Bisnis.com, JAKARTA – Maraknya produk digital pay later diyakini menjadi penyebab melambatnya pertumbuhan bisnis kartu kredit.
General Manager Asosiasi Kartu Kredit Indonesia (AKKI) Steve Martha mencatat selama 2019 pertumbuhan penggunaan kartu kredit hanya 5 persen. Padahal tahun sebelum sebelumnya bisnis pembiayaan melalui kartu kredit dapat tumbuh 8 persen sampai 9 persen.
"Transaksi yang nilainya kecil orang akan mengandalkan dompet digital (pay later), tentu transaksi besar orang akan pakai kartu kredit, ke depan harus saling komplemen," kata Steve, Kamis (13/2/2020).
Dengan kondisi seperti ini, Stave meyakini bisnis kartu kredit akan segera pulih. Setelah era pay later mencapai titik keseimbangan, maka permintaan kartu kredit akan kembali tumbuh.
Stave menyebutkan lebih lambatnya bisnis pembayaran melalui kartu dibandingkan perkiraan, disebabkan layanan pay later menggelar promo besar-besaran. Terutama untuk kegiatan konsumtif seperti pembayaran tagihan di restoran, perjalanan hingga belanja di pusat perbelanjaan. Segmen yang sama dengan karakteristik nasabah kartu kredit.

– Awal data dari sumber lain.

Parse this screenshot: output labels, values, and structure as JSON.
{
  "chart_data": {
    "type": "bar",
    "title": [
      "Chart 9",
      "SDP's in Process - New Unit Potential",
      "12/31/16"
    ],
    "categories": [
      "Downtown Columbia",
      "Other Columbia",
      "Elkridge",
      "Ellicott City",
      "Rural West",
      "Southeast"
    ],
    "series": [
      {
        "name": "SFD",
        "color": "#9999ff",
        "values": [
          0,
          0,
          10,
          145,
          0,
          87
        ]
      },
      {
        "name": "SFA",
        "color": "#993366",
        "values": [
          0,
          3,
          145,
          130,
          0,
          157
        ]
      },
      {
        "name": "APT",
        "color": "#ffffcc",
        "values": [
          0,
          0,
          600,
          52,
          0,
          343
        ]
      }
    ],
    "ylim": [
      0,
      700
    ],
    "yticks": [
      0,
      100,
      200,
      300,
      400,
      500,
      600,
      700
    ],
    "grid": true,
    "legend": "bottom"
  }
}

"Ada perlambatan, tetapi ke depan [kartu kredit] tetap berkembang," sebutnya.
Bank Indonesia mencatat, hingga triwulan III/2019 jumlah pemegang kartu kredit di Indonesia mengalami penurunan. Tercatat jumlah kartu Kredit yang beredar turun 0,13 persen dari 17,3 juta kartu menjadi 17,28 juta.
Pay later merupakan produk yang dikeluarkan oleh perusahaan teknologi finansial. Produk ini memiliki skema mirip dengan kartu kredit dimana perusahaan pembiayaan memberikan talangan terlebih dahulu. Selanjutnya nasabah dapat mencicil belanja yang dilakukan atau langsung melunasi. Tercatat sejumlah perusahaan teknologi raksasa seperti Gojek, Traveloka, OVO, Kredivo memiliki layanan pay later ini.